British judge (born 1965)

Sir Simon James Bryan (born 23 November 1965) is a British High Court judge.

== Education and early life ==
He was educated at Arnold School. He attended Magdalene College, Cambridge, graduated with a double first-class BA degree on the law Tripos in 1987 and earned several academic prizes.

== Career ==
He was called to the Bar at Lincoln's Inn in 1988 with a Lord Denning Scholarship. He was a supervisor in law at Magdalene College from 1988 to 1989. He practised commercial law from Essex Court Chambers, where he also completed his pupillage, specialising in shipping, oil and gas litigation, insurance and reinsurance disputes and civil fraud. In addition to practice, he has been editor of the Encyclopedia of International Commercial Litigation since 2008. In 2006, he became a Queen's Counsel (took Silk) and from 2009 to 2017 he served as a Recorder of the Crown Court. He was a Deputy High Court Judge from 2013 to 2017 and served as Chief Justice of the Falkland Islands, South Georgia and the South Sandwich Islands, the British Antarctic Territory and the British Indian Ocean Territory from 2015 to 2017.

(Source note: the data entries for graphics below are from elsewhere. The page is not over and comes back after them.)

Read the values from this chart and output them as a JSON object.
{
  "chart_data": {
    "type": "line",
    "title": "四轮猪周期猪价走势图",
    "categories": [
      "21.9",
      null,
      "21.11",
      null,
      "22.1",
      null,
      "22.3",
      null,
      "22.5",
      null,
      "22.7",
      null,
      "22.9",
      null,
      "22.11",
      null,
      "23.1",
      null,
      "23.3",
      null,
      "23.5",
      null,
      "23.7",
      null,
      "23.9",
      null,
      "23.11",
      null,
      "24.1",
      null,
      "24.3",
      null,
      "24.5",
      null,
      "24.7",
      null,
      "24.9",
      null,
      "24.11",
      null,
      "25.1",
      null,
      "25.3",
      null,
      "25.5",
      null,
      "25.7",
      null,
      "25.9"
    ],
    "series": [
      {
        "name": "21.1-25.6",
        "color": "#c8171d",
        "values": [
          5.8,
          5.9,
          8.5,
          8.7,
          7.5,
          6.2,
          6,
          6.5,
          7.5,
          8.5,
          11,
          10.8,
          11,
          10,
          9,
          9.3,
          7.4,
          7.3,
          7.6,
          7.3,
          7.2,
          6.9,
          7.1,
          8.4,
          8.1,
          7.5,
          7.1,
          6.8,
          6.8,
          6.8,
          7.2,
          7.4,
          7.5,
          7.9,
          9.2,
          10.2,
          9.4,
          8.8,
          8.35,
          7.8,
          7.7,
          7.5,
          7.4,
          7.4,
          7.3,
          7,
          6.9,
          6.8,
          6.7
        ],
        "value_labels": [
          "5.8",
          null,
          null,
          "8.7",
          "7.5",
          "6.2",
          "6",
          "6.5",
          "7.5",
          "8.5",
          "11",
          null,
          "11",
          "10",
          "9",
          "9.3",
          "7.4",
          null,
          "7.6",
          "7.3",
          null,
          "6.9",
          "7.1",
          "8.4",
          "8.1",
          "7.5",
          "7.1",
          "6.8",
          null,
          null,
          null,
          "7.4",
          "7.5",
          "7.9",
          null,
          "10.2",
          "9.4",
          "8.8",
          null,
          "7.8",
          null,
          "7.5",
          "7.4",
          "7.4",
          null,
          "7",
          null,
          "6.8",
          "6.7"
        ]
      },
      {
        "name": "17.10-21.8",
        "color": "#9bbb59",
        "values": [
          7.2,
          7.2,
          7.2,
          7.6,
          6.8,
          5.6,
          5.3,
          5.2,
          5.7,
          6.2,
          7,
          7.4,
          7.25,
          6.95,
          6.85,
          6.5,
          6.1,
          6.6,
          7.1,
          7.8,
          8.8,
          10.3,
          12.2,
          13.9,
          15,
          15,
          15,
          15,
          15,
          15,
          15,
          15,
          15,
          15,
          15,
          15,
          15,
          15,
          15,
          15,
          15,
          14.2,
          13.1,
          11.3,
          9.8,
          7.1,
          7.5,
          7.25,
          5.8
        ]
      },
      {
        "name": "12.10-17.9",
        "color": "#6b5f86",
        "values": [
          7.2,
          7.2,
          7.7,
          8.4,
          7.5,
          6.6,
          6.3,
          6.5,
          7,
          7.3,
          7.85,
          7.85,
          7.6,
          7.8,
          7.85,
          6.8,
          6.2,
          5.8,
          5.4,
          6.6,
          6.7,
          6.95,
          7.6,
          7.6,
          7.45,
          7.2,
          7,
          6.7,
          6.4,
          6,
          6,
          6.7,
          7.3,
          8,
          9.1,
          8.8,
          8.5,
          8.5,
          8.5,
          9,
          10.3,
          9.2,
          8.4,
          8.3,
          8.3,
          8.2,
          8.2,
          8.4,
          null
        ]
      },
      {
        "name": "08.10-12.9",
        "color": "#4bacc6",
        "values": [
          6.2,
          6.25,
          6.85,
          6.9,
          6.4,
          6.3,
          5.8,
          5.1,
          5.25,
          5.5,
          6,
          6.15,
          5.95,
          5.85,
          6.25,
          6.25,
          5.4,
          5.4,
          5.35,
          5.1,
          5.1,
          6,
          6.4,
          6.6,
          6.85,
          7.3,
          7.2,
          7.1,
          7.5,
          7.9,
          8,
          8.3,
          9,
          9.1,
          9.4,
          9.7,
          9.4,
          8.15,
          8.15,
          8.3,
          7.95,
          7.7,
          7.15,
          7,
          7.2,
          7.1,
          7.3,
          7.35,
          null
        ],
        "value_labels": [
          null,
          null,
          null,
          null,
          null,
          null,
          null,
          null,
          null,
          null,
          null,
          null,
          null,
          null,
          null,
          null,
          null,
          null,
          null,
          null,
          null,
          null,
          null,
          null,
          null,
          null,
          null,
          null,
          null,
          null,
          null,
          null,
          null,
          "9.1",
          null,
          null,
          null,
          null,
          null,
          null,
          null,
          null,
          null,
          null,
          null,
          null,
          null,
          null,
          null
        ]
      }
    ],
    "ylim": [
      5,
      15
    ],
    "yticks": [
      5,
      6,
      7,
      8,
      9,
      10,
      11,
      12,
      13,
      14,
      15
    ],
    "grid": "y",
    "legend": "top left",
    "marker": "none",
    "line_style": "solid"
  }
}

In 2002, he was made a Freeman of the City of London and is a liveryman of the Worshipful Company of Gardeners. He was a member of the Court at the University of Hertfordshire from 2011 to 2015 and since 2020 has been on the Disciplinary Appeal Committee of Magdalene College, Cambridge.

== High Court appointment ==
On 2 October 2017, he was appointed as a judge of the High Court and assigned to the Queen's Bench Division. In the same year, he took the customary Knighthood. He sits in the Commercial Court and is authorised to hear cases on the Financial List, the Competition Appeal Tribunal, the Administrative Court and other King's Bench work including criminal cases. He was a Presiding Judge on the South Eastern Circuit between 2020 and 2023.

== Personal life ==
In 1989, he married Katharine Hilton, with whom he has one son and one daughter.